Hi if you can maybe add extended range. So that clients may have a better change to connect to the rb.
what range are you talking about?..
2.4ghz b/g but 5ghz would also help
Check out their Embedded Radio cards. I believe that most, if not all, work in MT boards. The 802.11n cards don’t work yet by what I’ve read on this board, but hopefully they will soon.
I think you are asking for a change in the laws of physics.
The tools are already there for extended range. Use higer gain antennas on both ends and better radio cards at both ends.
RouterOS already supports long range connections.
Tom
Im using mikrotik r52h card for my AP at home. The antena is mounted on a pole on the roof. The antenna is about 6meters from the ground. I have to pc’s in the house that is using aries3054 pci cards. The signal strength shown by the network card inside the compuer is low to very low. And the mikrotik rb shows that the signal is between -86 to -91.
The antenna on the roof is a omni 12dbi. There are steel roofplates that may be causing radio inteference.
what’s your point? those Aries cards in your pc’s probably don’t have the power and the appropriate antenna to connect to anything further than 20m away
lol
they are better than canyon.
what is “canyon”?
a company that makes pci wireless card and other wireless stuff. Their stuf is usualy cheap. The aries3054 supports super G and extended range which makes it better than other. I would like to try mikrotik insode my computer.
You see, it doesn’t depend on the wireless card that you use in your windows PC. it will still use indoor drivers which are not supposed to be used for longer range. “extended range” is just a marketing term.
Apart from that:
If you have the antenna mounted on the roof, as you write, ans guessing it’s an omni:
Sitting IN the house directly UNDER the antenna is probably one of the places to get the worst signal anyhow. A omni just doesn’t emit/receive in/from that direction (“down”)…
Yes thats true. Maybe y can add a repeater to that omni. Then put the repeater inside my house.
move that antenna to one corner of home, it is true, that omni antennas are not transmitting below them.
about extender range - using standard 802.11 maximum link length is ~60KM after that ACK value needed is too big to fit into allowed values. Hope this is range enough that can be achieved with RouterOS using standard technologies that everyone should support, after this step you can switch to Nstream and go with links described in wireless section (304KM)
also, i would suggest you to check what exactly that extended range means? Maybe these are just large letters on the box, that actually does not do anything useful.

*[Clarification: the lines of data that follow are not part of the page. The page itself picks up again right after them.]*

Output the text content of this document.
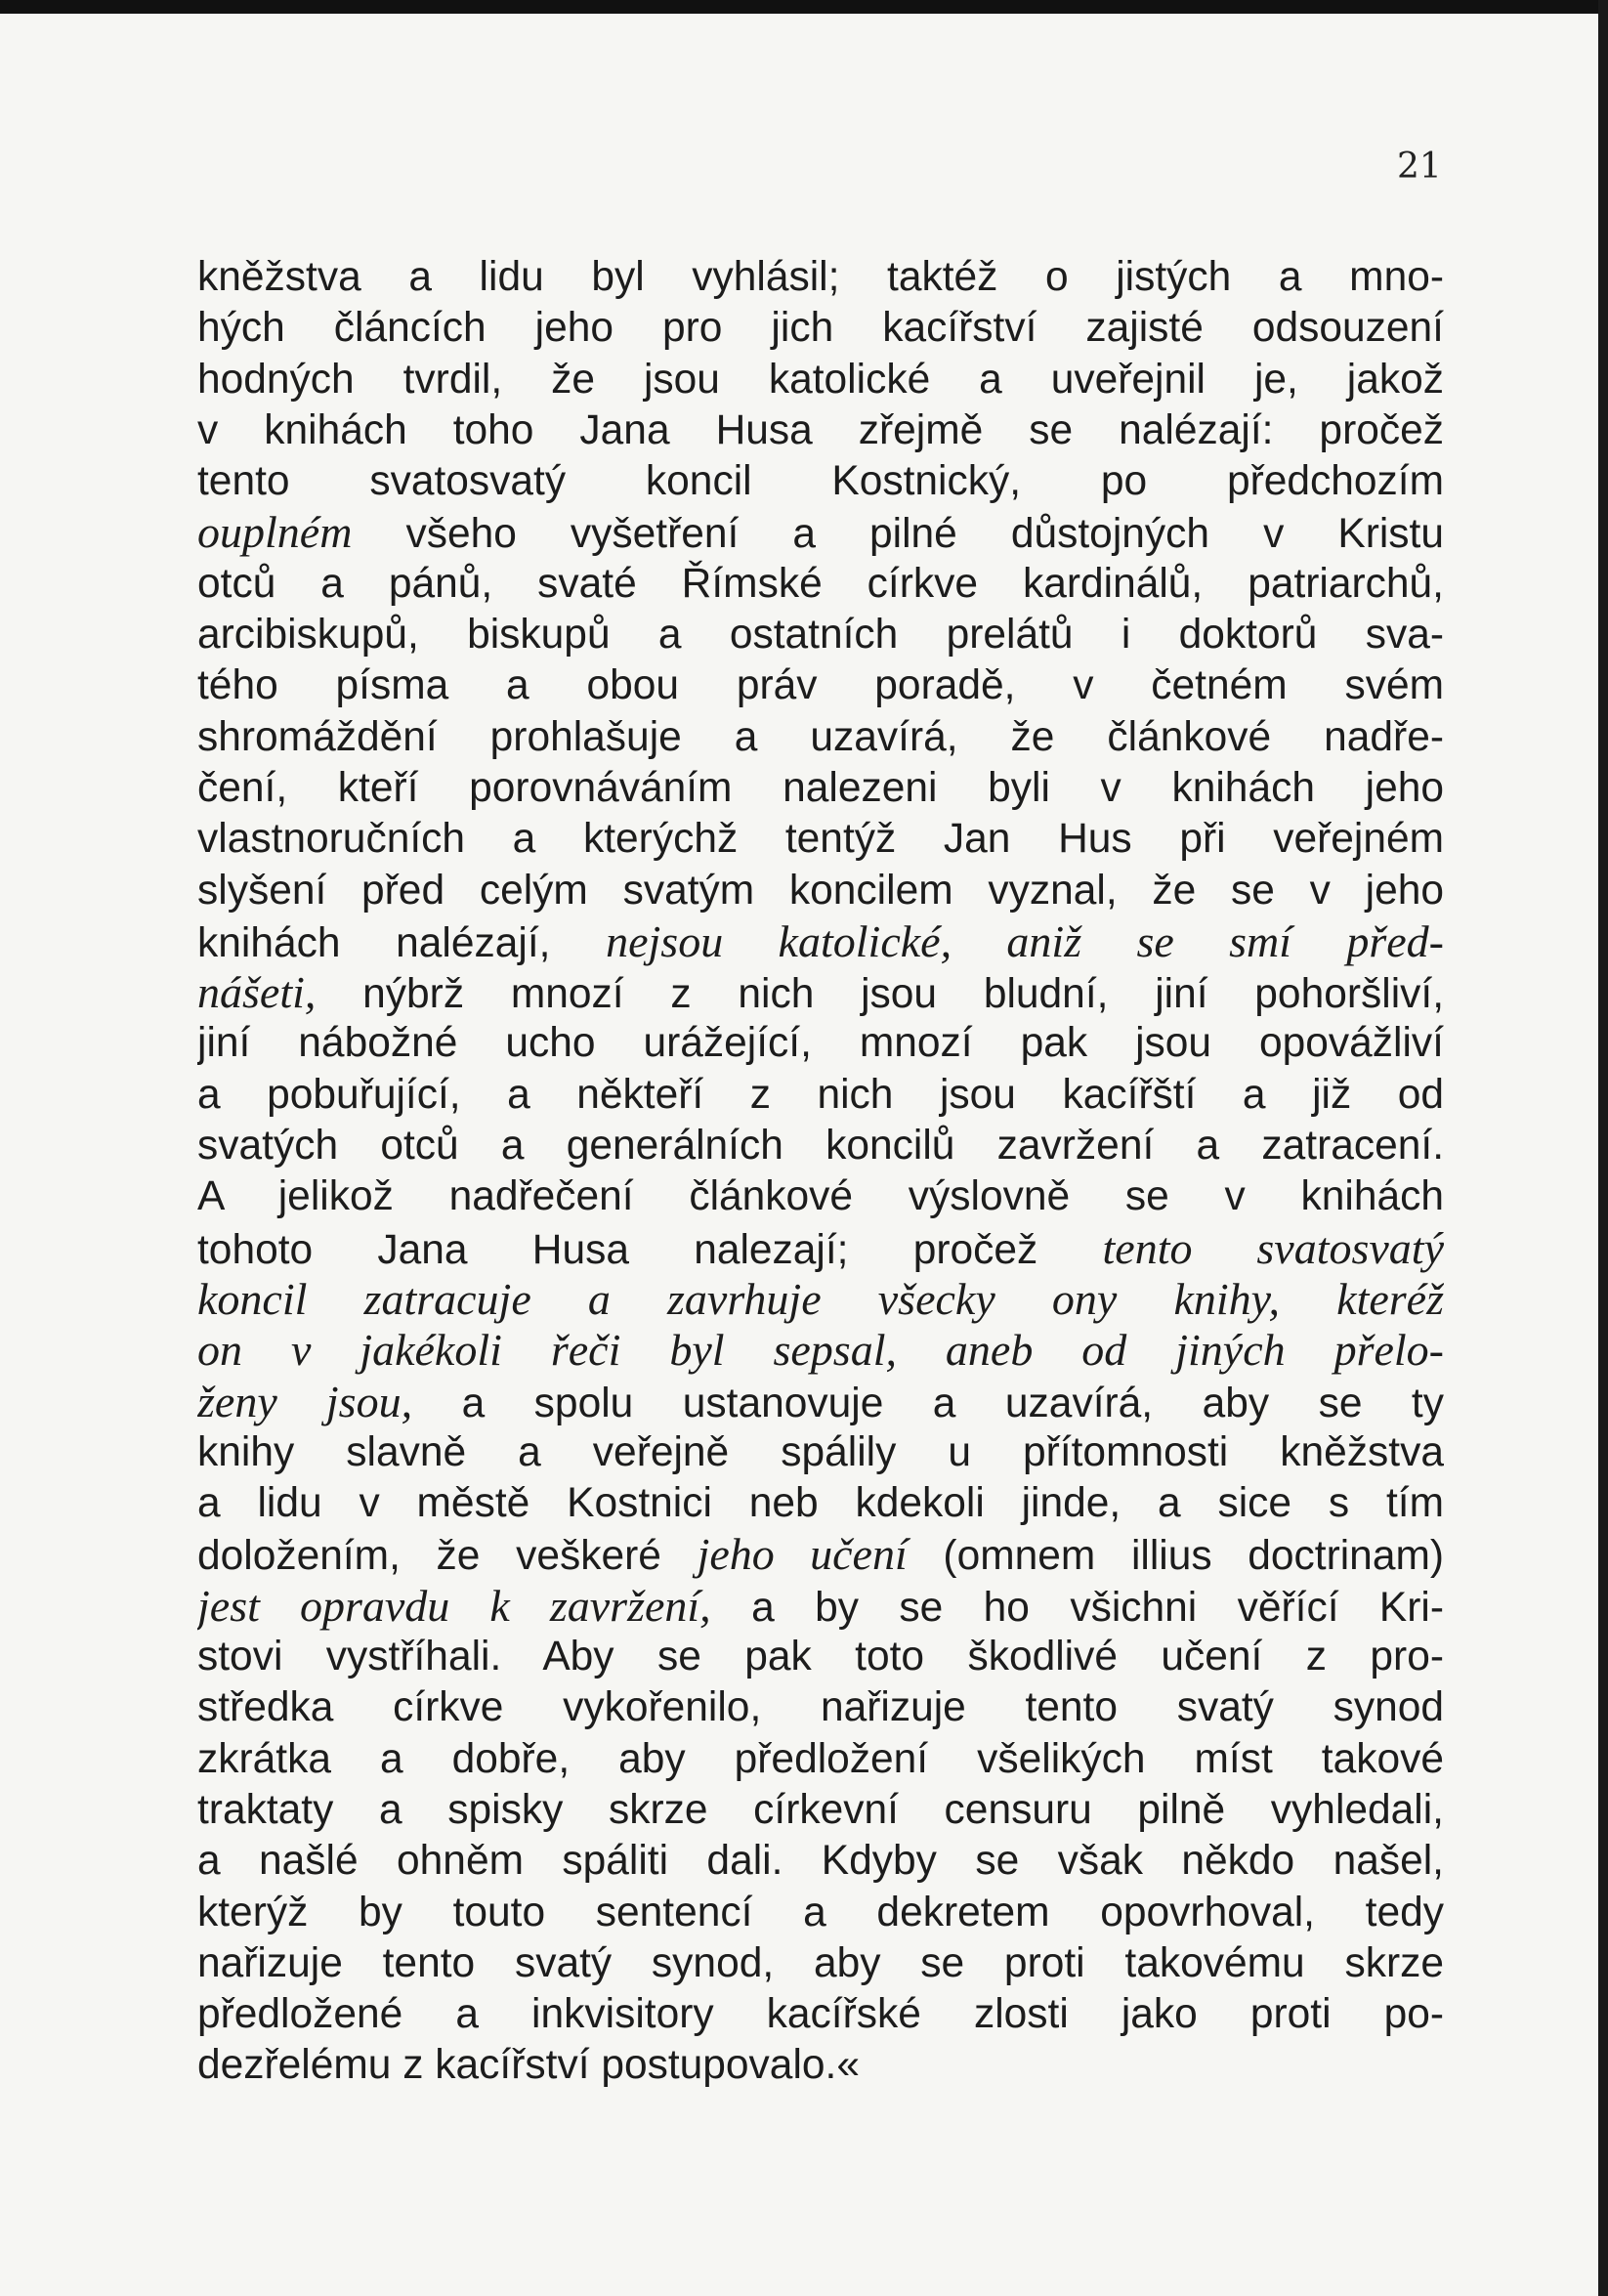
21
kněžstva a lidu byl vyhlásil; taktéž o jistých a mno-
hých článcích jeho pro jich kacířství zajisté odsouzení
hodných tvrdil, že jsou katolické a uveřejnil je, jakož
v knihách toho Jana Husa zřejmě se nalézají: pročež
tento svatosvatý koncil Kostnický, po předchozím
ouplném všeho vyšetření a pilné důstojných v Kristu
otců a pánů, svaté Římské církve kardinálů, patriarchů,
arcibiskupů, biskupů a ostatních prelátů i doktorů sva-
tého písma a obou práv poradě, v četném svém
shromáždění prohlašuje a uzavírá, že článkové nadře-
čení, kteří porovnáváním nalezeni byli v knihách jeho
vlastnoručních a kterýchž tentýž Jan Hus při veřejném
slyšení před celým svatým koncilem vyznal, že se v jeho
knihách nalézají, nejsou katolické, aniž se smí před-
nášeti, nýbrž mnozí z nich jsou bludní, jiní pohoršliví,
jiní nábožné ucho urážející, mnozí pak jsou opovážliví
a pobuřující, a někteří z nich jsou kacířští a již od
svatých otců a generálních koncilů zavržení a zatracení.
A jelikož nadřečení článkové výslovně se v knihách
tohoto Jana Husa nalezají; pročež tento svatosvatý
koncil zatracuje a zavrhuje všecky ony knihy, kteréž
on v jakékoli řeči byl sepsal, aneb od jiných přelo-
ženy jsou, a spolu ustanovuje a uzavírá, aby se ty
knihy slavně a veřejně spálily u přítomnosti kněžstva
a lidu v městě Kostnici neb kdekoli jinde, a sice s tím
doložením, že veškeré jeho učení (omnem illius doctrinam)
jest opravdu k zavržení, a by se ho všichni věřící Kri-
stovi vystříhali. Aby se pak toto škodlivé učení z pro-
středka církve vykořenilo, nařizuje tento svatý synod
zkrátka a dobře, aby předložení všelikých míst takové
traktaty a spisky skrze církevní censuru pilně vyhledali,
a našlé ohněm spáliti dali. Kdyby se však někdo našel,
kterýž by touto sentencí a dekretem opovrhoval, tedy
nařizuje tento svatý synod, aby se proti takovému skrze
předložené a inkvisitory kacířské zlosti jako proti po-
dezřelému z kacířství postupovalo.«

What I know is extended range is a protocol by atheros providing low throuhput but stronger signal levels due to lot of overhead to keep the connection up or something like that. but. Im not sure thou.
What about implementation Extended Range technology in RouterOS?
read all above
eXtended Range Technology Doubles Wireless Range Traditional Wi-Fi chipset architectures focus on maximizing throughput in order to perform well in benchmarks and typical office environments. Such designs typically don’t perform well at long range or in difficult environments, such as multi-story homes. Atheros’ new chipsets feature a signal processing architecture that dramatically stretches the performance of a WLAN by embedding separate optimized designs for high performance, high signal-to-noise and long range, low signal-to-noise ratio environments. The architecture delivers receive sensitivities of up to –105dBm, over 20 dB better than the 802.11 specification.
http://www.atheros.com/news/AR5004.html
It would be nice to have as a fallback. Wouldn’t really change anything, however, it would allow for transient interference.
edit: actually, it would make 5GHz as reliable as 2.4GHz during less than ideal conditions.